On the other hand, the EC can more closely scrutinize the distortive effect of State ownership or subsidization of non-EU competitors in the markets it examines without any changes to the EUMR or the EC’s internal rules. Indeed, anecdotal evidence indicates that the EC has already begun doing just that. The EC can also look more closely at whether State-owned or subsidized companies not driven by purely economic objectives may be more likely to enter EU markets.
Similarly, the EC may be open to reviewing its guidelines on assessment of horizontal and non-horizontal mergers, which were adopted in 2004 and 2008, respectively. As part of that process, the EC might update its description of the criteria for assessing notified transactions’ impact on potential and innovation competition and the evaluation of efficiencies, subjects on which a great deal of work has been done in recent years. However, any changes in these areas may tend to make EU merger control tougher, along the lines suggested in the Digital Era Report, not more flexible.
Change is coming to EU merger control, but the forces for change are pulling in different directions. In her “mission letter” to Commissioner Vestager,5 the incoming EC President Ursula von der Leyen high-lighted merger control reform as a task for Vestager’s new mandate but did not highlight specific areas for change.
Commissioner Vestager has steadfastly opposed mixing public policy and merger review. While she is Competition Commissioner, changes to the EUMR or the Commission’s internal regulations to introduce industrial policy considerations into EU merger review seem unlikely to make much headway.

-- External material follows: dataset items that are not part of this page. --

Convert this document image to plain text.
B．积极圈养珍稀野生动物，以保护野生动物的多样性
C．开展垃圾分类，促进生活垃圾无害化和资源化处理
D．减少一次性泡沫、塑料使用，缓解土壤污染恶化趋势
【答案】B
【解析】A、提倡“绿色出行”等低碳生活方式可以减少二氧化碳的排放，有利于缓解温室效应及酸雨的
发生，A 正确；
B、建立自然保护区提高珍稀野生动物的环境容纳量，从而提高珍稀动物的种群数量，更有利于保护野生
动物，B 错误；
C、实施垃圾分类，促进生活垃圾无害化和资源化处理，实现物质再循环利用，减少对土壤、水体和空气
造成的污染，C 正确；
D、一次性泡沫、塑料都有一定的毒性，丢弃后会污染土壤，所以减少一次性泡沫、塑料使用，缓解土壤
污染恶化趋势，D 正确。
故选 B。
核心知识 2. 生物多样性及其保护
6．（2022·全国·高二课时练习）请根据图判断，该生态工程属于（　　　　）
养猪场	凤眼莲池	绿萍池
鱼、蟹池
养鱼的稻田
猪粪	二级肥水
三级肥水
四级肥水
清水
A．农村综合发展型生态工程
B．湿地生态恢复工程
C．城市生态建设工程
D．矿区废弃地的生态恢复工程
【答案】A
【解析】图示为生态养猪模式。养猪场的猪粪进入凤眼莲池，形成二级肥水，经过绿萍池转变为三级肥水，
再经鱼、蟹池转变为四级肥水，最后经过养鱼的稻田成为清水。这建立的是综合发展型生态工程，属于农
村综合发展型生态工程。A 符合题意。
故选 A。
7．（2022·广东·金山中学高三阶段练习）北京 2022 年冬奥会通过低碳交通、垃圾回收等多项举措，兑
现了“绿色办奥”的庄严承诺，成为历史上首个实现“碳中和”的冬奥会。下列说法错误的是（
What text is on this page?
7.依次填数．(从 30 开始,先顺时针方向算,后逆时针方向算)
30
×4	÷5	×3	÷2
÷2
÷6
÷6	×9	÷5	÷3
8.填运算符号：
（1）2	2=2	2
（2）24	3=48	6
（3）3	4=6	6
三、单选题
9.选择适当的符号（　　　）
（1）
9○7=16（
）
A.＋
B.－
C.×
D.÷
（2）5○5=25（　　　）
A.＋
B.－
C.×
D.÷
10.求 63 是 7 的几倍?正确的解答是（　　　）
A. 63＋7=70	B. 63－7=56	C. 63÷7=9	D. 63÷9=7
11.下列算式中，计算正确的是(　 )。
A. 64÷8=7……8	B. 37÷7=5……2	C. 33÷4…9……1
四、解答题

On the other hand, Vestager may be open to a number of reforms intended to capture more transactions or to tighten the EC’s review process. Commissioner Vestager may reopen the discussion on introducing a deal size threshold to capture more acquisitions of start-ups with low turnover. While she may be open to revising the EC’s merger guidelines, as requested by some Member States, the outcome may not be what they expect.
Vestager is sympathetic to the Digital Era Report’s call for new theories to tighten the review of start-up acquisitions, especially by online platforms. Vestager may also see a need to update the EC’s guidelines in areas where significant decisions have been adopted in recent years, including the assessment of merger efficiencies and innovation competition. Again, any changes in this regard would not necessarily benefit European champions.
Some conflict may be expected at the EC behind the scenes. Notably, without linking EU industrial strategy to EU merger review, von der Leyen’s mission letter mentioned the role of competition in EU industrial strategy and instructed Vestager to work with Member States to support “Important Projects of Common European Interest.” Another clue to potential internal divides came in late November 2019, when the French Commissioner-designate Thierry Breton called for reassessment of the rules that led to the prohibition of Siemens/Alstom, even though his mandate will not include EU merger control.
It is difficult to make predictions, especially about the future. But it seems safe to assume that the new EC will make merger control reform a high priority, and change is in the wind.